San Diego City Council “Disappointed” With Mayor Faulconer’s Budget Revisions
Thursday, May 17, 2018
Photo by Kris Arciaga
The San Diego City Council's Budget Review Committee received Mayor Kevin Faulconer's proposed budget revisions Thursday and "disappointment" was a recurring theme.
The May revision includes updated revenue and expenditure projections developed since Faulconer's original proposed $1.45 billion spending plan was released.
Faulconer's office proposes spending an additional $9.7 million in new revenue on firefighter overtime, infrastructure spending, City Attorney's Office staffing and police recruitment, as well as a few other programs.
Though the revision includes more than $700,000 to be spent on infrastructure at the City Council's discretion, committee member Myrtle Cole lamented the lack of funding for "basics." District 4 constituents have been requesting sidewalk and streetlight installations for more than four years, she said.
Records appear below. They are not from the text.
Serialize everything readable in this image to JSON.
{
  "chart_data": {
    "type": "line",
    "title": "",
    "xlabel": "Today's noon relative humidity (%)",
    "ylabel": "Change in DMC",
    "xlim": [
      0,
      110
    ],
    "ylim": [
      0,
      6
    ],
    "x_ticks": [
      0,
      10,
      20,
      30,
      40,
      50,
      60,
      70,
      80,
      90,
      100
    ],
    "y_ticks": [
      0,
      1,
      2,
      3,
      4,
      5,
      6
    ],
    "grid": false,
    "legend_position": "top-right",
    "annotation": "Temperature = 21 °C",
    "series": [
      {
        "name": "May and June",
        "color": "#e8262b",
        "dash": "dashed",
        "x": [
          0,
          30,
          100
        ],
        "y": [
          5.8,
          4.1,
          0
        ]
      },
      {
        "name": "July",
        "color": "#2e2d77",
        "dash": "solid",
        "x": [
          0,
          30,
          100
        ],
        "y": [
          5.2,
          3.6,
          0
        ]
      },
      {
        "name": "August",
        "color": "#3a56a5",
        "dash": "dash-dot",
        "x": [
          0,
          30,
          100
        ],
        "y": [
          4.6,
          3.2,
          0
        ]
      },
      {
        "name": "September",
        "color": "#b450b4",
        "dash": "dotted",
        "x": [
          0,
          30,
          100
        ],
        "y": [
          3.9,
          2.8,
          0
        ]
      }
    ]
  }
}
"They said we need sidewalks. Not repair, not replace — you can't replace something you don't have," Cole said. "...They should not have to beg for basics in my district."
Cole and committee member Georgette Gomez also questioned the lack of additional funding for tree trimming.
Faulconer's original proposed budget includes an $882,000 reduction in tree-trimming funds, which is similar to a proposal suggested by the mayor's office, then rejected by the council last year. If the reduction stays in place, the amount of trees trimmed in fiscal year 2019 would fall from 20,000 to 10,000. Trees trimmed once every nine years would instead be maintained once every 21 years.
City officials said they would try to boost the tree-trimming budget in the revision, but funding remained static.
"I think maybe we misunderstood, because there was an understanding from (the committee) that it would be part of it," Gomez said.
City Financial Management Director Tracy McCraner said firefighter overtime sapped money from other potential revision priorities.
December brought an unusually severe fire season. A new labor deal also mandates that firefighters with significant unspent vacation time use it more aggressively, which means other firefighters have to work overtime to fill staffing gaps.
The revision includes $6.8 million to cover overtime.
"That extreme fire season overtime masked the impact of the new MOU overtime provision that went into effect this year, so what we saw in the January, February, March timeframe was overtime wasn't going down as it had in years past," McCraner said.
Committee member Barbara Bry expressed concern over the lack of advanced communication regarding fire overtime.
She also had several problems with the May revision, including the amount of council discretionary funding and the lack of additional tree- trimming and graffiti abatement funds.
"When I did my state of the district speech I talked about being imaginative, innovative and inclusive in order to prioritize and craft lasting solutions for our city," Bry said. "With that in mind, I'm disappointed."